Archives de Catégorie: Santé & Médico-Social

KORIAN choisit TECHNOSENS pour numériser ses EHPAD @_Groupe_Korian

Le Groupe Korian, conscient que le digital peut révolutionner le contact patient et le parcours de soin, a choisi de s’appuyer sur la solution e-lio développée par Technosens pour offrir une palette de services et plus de confort à ses résidents et à ses équipes.

La solution e-lio de Technosens, propose sur la TV et/ou sur des tablettes des interfaces simples et intuitives. Elle permet de faire une visiophonie avec sa famille ou le personnel, de recevoir des messages et des photos de sa famille, d’accéder aux programmes radio, de commander son plateau repas ou de piloter sa domotique …
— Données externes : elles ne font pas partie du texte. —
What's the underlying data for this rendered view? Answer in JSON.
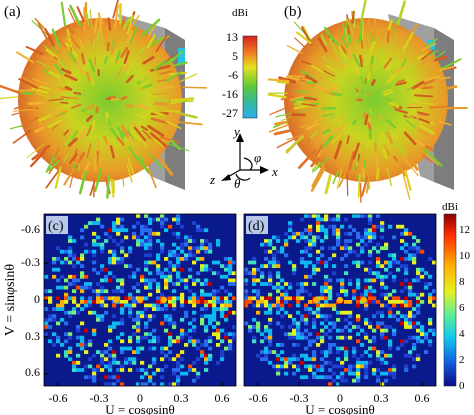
{
  "panels": {
    "a": "(a)",
    "b": "(b)",
    "c": "(c)",
    "d": "(d)"
  },
  "colorbar_top": {
    "unit": "dBi",
    "ticks": [
      "13",
      "5",
      "-6",
      "-16",
      "-27"
    ]
  },
  "colorbar_bottom": {
    "unit": "dBi",
    "ticks": [
      "12",
      "10",
      "8",
      "6",
      "4",
      "2",
      "0"
    ]
  },
  "axes_icon": {
    "y": "y",
    "z": "z",
    "x": "x",
    "phi": "φ",
    "theta": "θ"
  },
  "colors": {
    "pattern_orange": "#e8782a",
    "pattern_yellow": "#d8d21c",
    "pattern_green": "#5cc23a",
    "box_gray": "#8e8e8e",
    "map_background": "#0a1a8c",
    "cyan_patch": "#22c4e0"
  },
  "chart_data": [
    {
      "type": "heatmap",
      "panel": "(c)",
      "xlabel": "U = cosφsinθ",
      "ylabel": "V = sinφsinθ",
      "xticks": [
        "-0.6",
        "-0.3",
        "0",
        "0.3",
        "0.6"
      ],
      "yticks": [
        "-0.6",
        "-0.3",
        "0",
        "0.3",
        "0.6"
      ],
      "xlim": [
        -0.7,
        0.7
      ],
      "ylim": [
        0.7,
        -0.7
      ],
      "colorbar_range": [
        0,
        13
      ],
      "colorbar_unit": "dBi"
    },
    {
      "type": "heatmap",
      "panel": "(d)",
      "xlabel": "U = cosφsinθ",
      "ylabel": "",
      "xticks": [
        "-0.6",
        "-0.3",
        "0",
        "0.3",
        "0.6"
      ],
      "yticks": [],
      "xlim": [
        -0.7,
        0.7
      ],
      "ylim": [
        0.7,
        -0.7
      ],
      "colorbar_range": [
        0,
        13
      ],
      "colorbar_unit": "dBi"
    }
  ]
}
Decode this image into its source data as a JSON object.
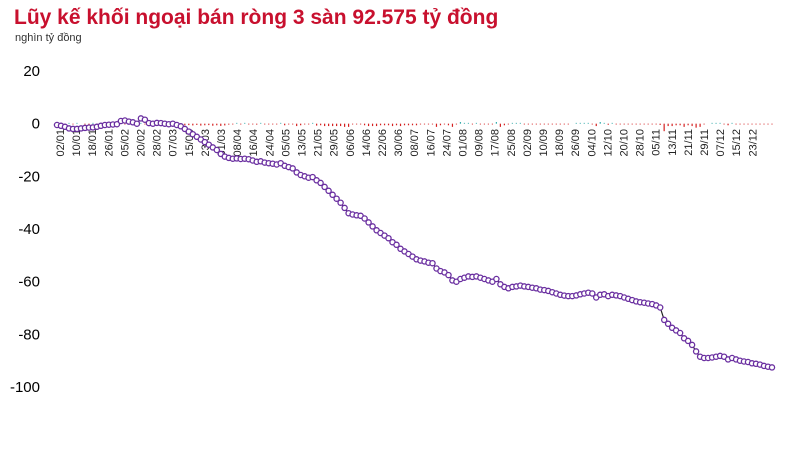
{
  "chart_data": {
    "type": "line",
    "title": "Lũy kế khối ngoại bán ròng 3 sàn 92.575 tỷ đồng",
    "unit_label": "nghìn tỷ đồng",
    "ylim": [
      -100,
      20
    ],
    "yticks": [
      20,
      0,
      -20,
      -40,
      -60,
      -80,
      -100
    ],
    "grid": false,
    "colors": {
      "title": "#c8102e",
      "line": "#6a2fa0",
      "marker_fill": "#ffffff",
      "daily_sell": "#d42020",
      "daily_buy": "#2aa7a7"
    },
    "x_tick_labels": [
      "02/01",
      "10/01",
      "18/01",
      "26/01",
      "05/02",
      "20/02",
      "28/02",
      "07/03",
      "15/03",
      "23/03",
      "31/03",
      "08/04",
      "16/04",
      "24/04",
      "05/05",
      "13/05",
      "21/05",
      "29/05",
      "06/06",
      "14/06",
      "22/06",
      "30/06",
      "08/07",
      "16/07",
      "24/07",
      "01/08",
      "09/08",
      "17/08",
      "25/08",
      "02/09",
      "10/09",
      "18/09",
      "26/09",
      "04/10",
      "12/10",
      "20/10",
      "28/10",
      "05/11",
      "13/11",
      "21/11",
      "29/11",
      "07/12",
      "15/12",
      "23/12"
    ],
    "series": [
      {
        "values": [
          -0.5,
          -0.8,
          -1.2,
          -1.8,
          -2.0,
          -2.0,
          -1.8,
          -1.6,
          -1.5,
          -1.4,
          -1.2,
          -0.8,
          -0.5,
          -0.4,
          -0.3,
          -0.2,
          1.0,
          1.2,
          0.8,
          0.5,
          0.0,
          2.0,
          1.5,
          0.2,
          0.0,
          0.3,
          0.2,
          0.0,
          -0.2,
          0.0,
          -0.5,
          -1.0,
          -2.0,
          -3.0,
          -4.0,
          -5.0,
          -6.0,
          -7.0,
          -8.0,
          -9.0,
          -10.0,
          -11.5,
          -12.5,
          -13.0,
          -13.3,
          -13.2,
          -13.4,
          -13.3,
          -13.5,
          -14.0,
          -14.5,
          -14.3,
          -14.8,
          -15.0,
          -15.2,
          -15.5,
          -15.0,
          -16.0,
          -16.5,
          -17.0,
          -18.5,
          -19.5,
          -20.0,
          -20.5,
          -20.3,
          -21.5,
          -22.5,
          -24.0,
          -25.5,
          -27.0,
          -28.5,
          -30.0,
          -32.0,
          -34.0,
          -34.5,
          -34.8,
          -35.0,
          -36.0,
          -37.5,
          -39.0,
          -40.5,
          -41.5,
          -42.5,
          -43.5,
          -45.0,
          -46.0,
          -47.5,
          -48.5,
          -49.5,
          -50.5,
          -51.5,
          -52.0,
          -52.3,
          -52.8,
          -53.0,
          -55.0,
          -56.0,
          -56.5,
          -57.5,
          -59.5,
          -60.0,
          -59.0,
          -58.5,
          -58.0,
          -58.2,
          -58.0,
          -58.5,
          -59.0,
          -59.5,
          -60.0,
          -59.0,
          -61.0,
          -62.0,
          -62.5,
          -62.0,
          -61.8,
          -61.5,
          -61.8,
          -62.0,
          -62.3,
          -62.5,
          -63.0,
          -63.2,
          -63.5,
          -64.0,
          -64.5,
          -65.0,
          -65.3,
          -65.5,
          -65.5,
          -65.2,
          -64.8,
          -64.5,
          -64.2,
          -64.5,
          -66.0,
          -65.0,
          -64.8,
          -65.5,
          -65.0,
          -65.2,
          -65.5,
          -66.0,
          -66.5,
          -67.0,
          -67.5,
          -67.8,
          -68.0,
          -68.3,
          -68.5,
          -69.0,
          -69.8,
          -74.5,
          -76.0,
          -77.5,
          -78.5,
          -79.5,
          -81.5,
          -82.5,
          -84.0,
          -86.5,
          -88.5,
          -89.0,
          -89.0,
          -88.8,
          -88.5,
          -88.2,
          -88.5,
          -89.5,
          -89.0,
          -89.5,
          -90.0,
          -90.3,
          -90.5,
          -91.0,
          -91.2,
          -91.5,
          -92.0,
          -92.3,
          -92.575
        ]
      }
    ],
    "daily_flows": [
      0,
      0,
      -0.05,
      0.1,
      -0.1,
      0.05,
      0,
      -0.2,
      -0.1,
      0.05,
      -0.3,
      -0.1,
      0,
      0.1,
      -0.2,
      -0.4,
      0.2,
      -0.1,
      0,
      -0.1,
      -0.3,
      0.4,
      -0.2,
      -0.5,
      -0.1,
      0,
      -0.3,
      -0.2,
      -0.4,
      0.1,
      -0.5,
      -0.6,
      -1.0,
      -0.9,
      -1.1,
      -0.8,
      -1.2,
      -1.0,
      -0.9,
      -1.3,
      -1.0,
      -1.4,
      -1.1,
      -0.6,
      -0.4,
      0.2,
      -0.3,
      0.1,
      -0.4,
      -0.5,
      -0.6,
      0.3,
      -0.5,
      -0.3,
      -0.4,
      -0.4,
      0.5,
      -1.0,
      -0.5,
      -0.5,
      -1.5,
      -1.0,
      -0.5,
      -0.5,
      0.2,
      -1.2,
      -1.0,
      -1.5,
      -1.5,
      -1.5,
      -1.5,
      -1.5,
      -2.0,
      -2.0,
      -0.5,
      -0.3,
      -0.2,
      -1.0,
      -1.5,
      -1.5,
      -1.5,
      -1.0,
      -1.0,
      -1.0,
      -1.5,
      -1.0,
      -1.5,
      -1.0,
      -1.0,
      -1.0,
      -1.0,
      -0.5,
      -0.3,
      -0.5,
      -0.2,
      -2.0,
      -1.0,
      -0.5,
      -1.0,
      -2.0,
      -0.5,
      1.0,
      0.5,
      0.5,
      -0.2,
      0.2,
      -0.5,
      -0.5,
      -0.5,
      -0.5,
      1.0,
      -2.0,
      -1.0,
      -0.5,
      0.5,
      0.2,
      0.3,
      -0.3,
      -0.2,
      -0.3,
      -0.2,
      -0.5,
      -0.2,
      -0.3,
      -0.5,
      -0.5,
      -0.5,
      -0.3,
      -0.2,
      0,
      0.3,
      0.4,
      0.3,
      0.3,
      -0.3,
      -1.5,
      1.0,
      0.2,
      -0.7,
      0.5,
      -0.2,
      -0.3,
      -0.5,
      -0.5,
      -0.5,
      -0.5,
      -0.3,
      -0.2,
      -0.3,
      -0.2,
      -0.5,
      -0.8,
      -4.7,
      -1.5,
      -1.5,
      -1.0,
      -1.0,
      -2.0,
      -1.0,
      -1.5,
      -2.5,
      -2.0,
      -0.5,
      0,
      0.2,
      0.3,
      0.3,
      -0.3,
      -1.0,
      0.5,
      -0.5,
      -0.5,
      -0.3,
      -0.2,
      -0.5,
      -0.2,
      -0.3,
      -0.5,
      -0.3,
      -0.275
    ]
  }
}
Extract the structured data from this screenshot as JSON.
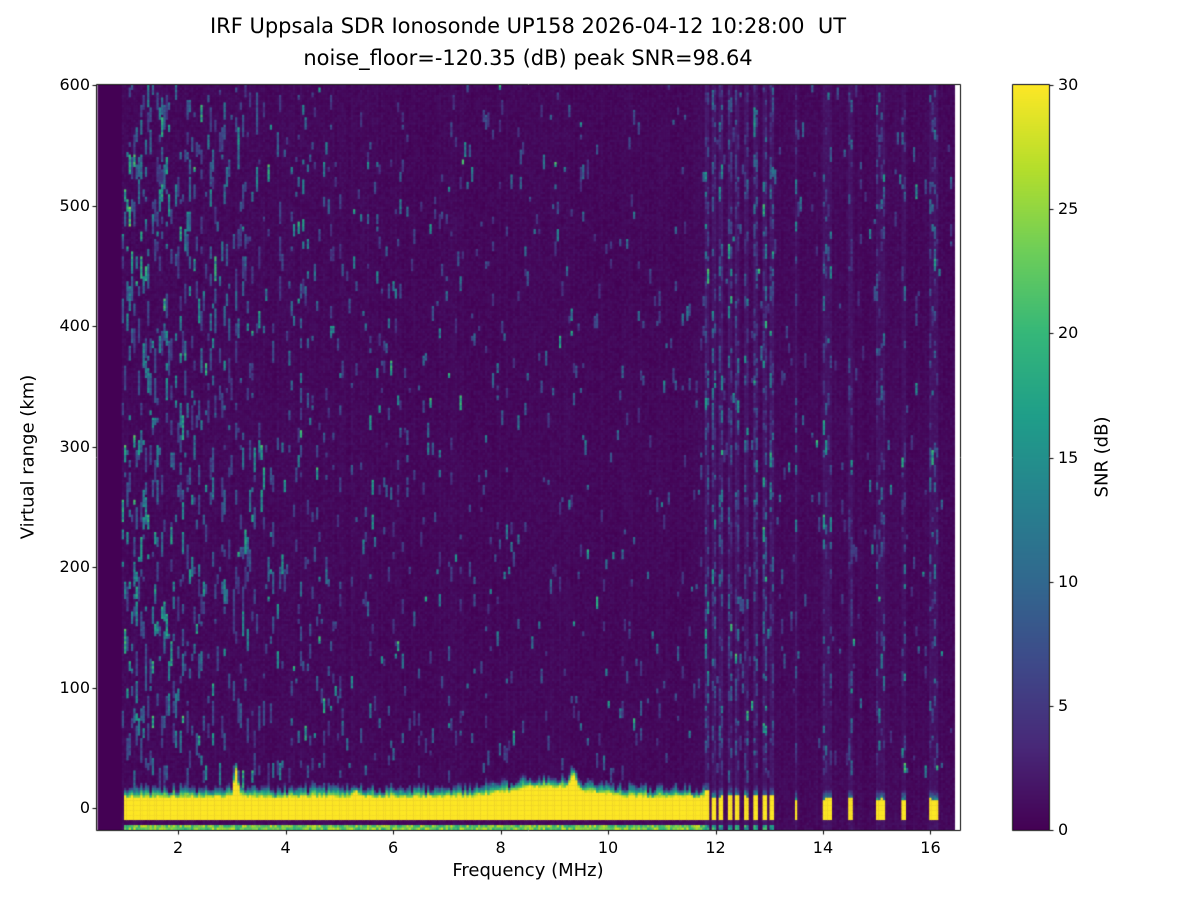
{
  "chart_data": {
    "type": "heatmap",
    "title": "IRF Uppsala SDR Ionosonde UP158 2026-04-12 10:28:00  UT",
    "subtitle": "noise_floor=-120.35 (dB) peak SNR=98.64",
    "station": "IRF Uppsala SDR Ionosonde UP158",
    "timestamp_ut": "2026-04-12 10:28:00",
    "noise_floor_db": -120.35,
    "peak_snr_db": 98.64,
    "xlabel": "Frequency (MHz)",
    "ylabel": "Virtual range (km)",
    "xlim": [
      0.49,
      16.55
    ],
    "ylim": [
      -18,
      600
    ],
    "xticks": [
      2,
      4,
      6,
      8,
      10,
      12,
      14,
      16
    ],
    "yticks": [
      0,
      100,
      200,
      300,
      400,
      500,
      600
    ],
    "grid": false,
    "colorbar": {
      "label": "SNR (dB)",
      "range": [
        0,
        30
      ],
      "ticks": [
        0,
        5,
        10,
        15,
        20,
        25,
        30
      ],
      "colormap": "viridis",
      "colors": [
        "#440154",
        "#482878",
        "#3e4989",
        "#31688e",
        "#26828e",
        "#1f9e89",
        "#35b779",
        "#6ece58",
        "#b5de2b",
        "#fde725"
      ]
    },
    "heatmap": {
      "grid": {
        "nx": 360,
        "ny": 300
      },
      "data_extent_mhz": [
        0.5,
        16.45
      ],
      "noise_extent_mhz": [
        0.95,
        16.45
      ],
      "background_snr_db": [
        0,
        1.5
      ],
      "ground_echo": {
        "freq_range_mhz": [
          1.0,
          11.78
        ],
        "snr_db": 30,
        "half_width_km": 8,
        "lower_edge_km": -9.5,
        "enhancement": {
          "center_mhz": 8.9,
          "sigma_mhz": 0.95,
          "extra_km": 9
        },
        "spikes": [
          {
            "f_mhz": 3.08,
            "extra_km": 22,
            "sigma_mhz": 0.05
          },
          {
            "f_mhz": 9.35,
            "extra_km": 12,
            "sigma_mhz": 0.07
          },
          {
            "f_mhz": 5.3,
            "extra_km": 5,
            "sigma_mhz": 0.05
          }
        ]
      },
      "bottom_trace_km": [
        -17.5,
        -13
      ],
      "interference_mhz": [
        11.86,
        11.98,
        12.12,
        12.27,
        12.42,
        12.58,
        12.74,
        12.9,
        13.05,
        13.5,
        14.02,
        14.12,
        14.52,
        15.02,
        15.12,
        15.5,
        16.02,
        16.12
      ],
      "interference_cluster_max_mhz": 13.2,
      "seed": 20260412
    }
  }
}
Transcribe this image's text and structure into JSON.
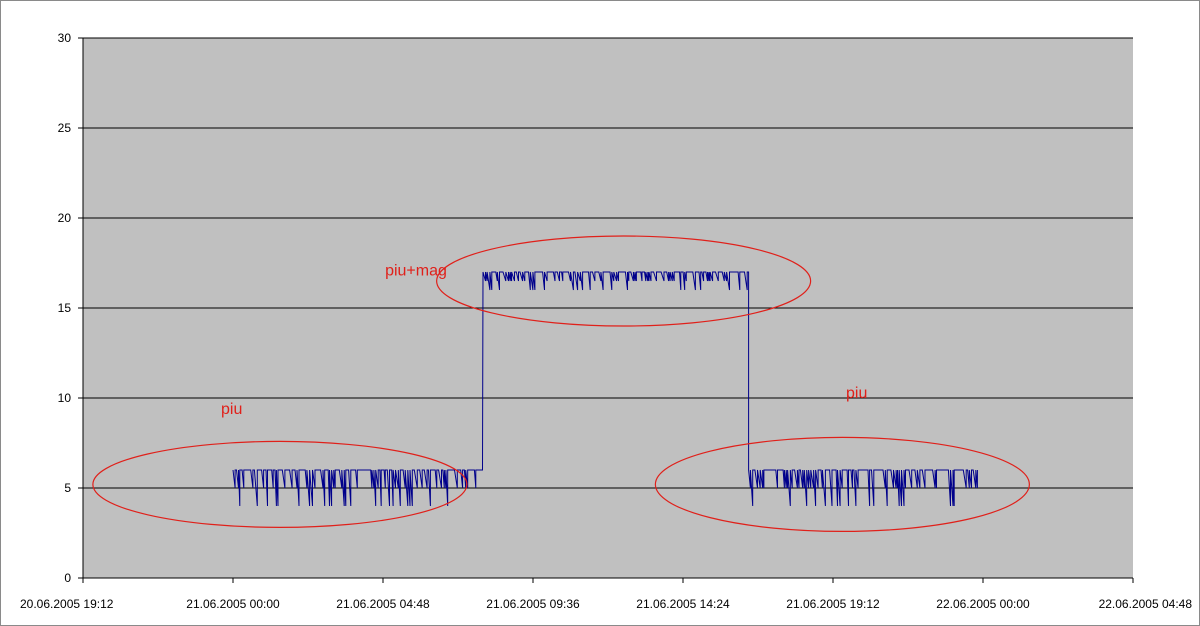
{
  "chart_data": {
    "type": "line",
    "title": "",
    "xlabel": "",
    "ylabel": "",
    "ylim": [
      0,
      30
    ],
    "yticks": [
      0,
      5,
      10,
      15,
      20,
      25,
      30
    ],
    "xlim": [
      "2005-06-20T19:12",
      "2005-06-22T04:48"
    ],
    "xticks": [
      "20.06.2005 19:12",
      "21.06.2005 00:00",
      "21.06.2005 04:48",
      "21.06.2005 09:36",
      "21.06.2005 14:24",
      "21.06.2005 19:12",
      "22.06.2005 00:00",
      "22.06.2005 04:48"
    ],
    "grid": "horizontal",
    "legend": "none",
    "colors": {
      "plot_bg": "#c0c0c0",
      "line": "#00008b",
      "annotation": "#e0201a",
      "grid": "#000000"
    },
    "series": [
      {
        "segments": [
          {
            "x_start": "2005-06-21T00:00",
            "x_end": "2005-06-21T08:00",
            "high": 6,
            "low": 4
          },
          {
            "x_start": "2005-06-21T08:00",
            "x_end": "2005-06-21T16:30",
            "high": 17,
            "low": 16
          },
          {
            "x_start": "2005-06-21T16:30",
            "x_end": "2005-06-21T23:50",
            "high": 6,
            "low": 4
          }
        ]
      }
    ],
    "annotations": [
      {
        "text": "piu",
        "x": "2005-06-21T00:00",
        "y": 9.1
      },
      {
        "text": "piu+mag",
        "x": "2005-06-21T05:15",
        "y": 16.8
      },
      {
        "text": "piu",
        "x": "2005-06-21T20:00",
        "y": 10
      }
    ]
  }
}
Cette solution qui équipe déjà plus de 3.000 seniors en résidences service ou EHPAD favorise le lien entre les familles et les bénéficiaires, tout en apportant davantage de confort et de sécurité au personnel.

Ainsi, la solution e-lio permet d’optimiser l’efficacité opérationnelle et la qualité du service tout en contribuant à améliorer la qualité de vie des résidents en favorisant la communication et les échanges avec leur entourage.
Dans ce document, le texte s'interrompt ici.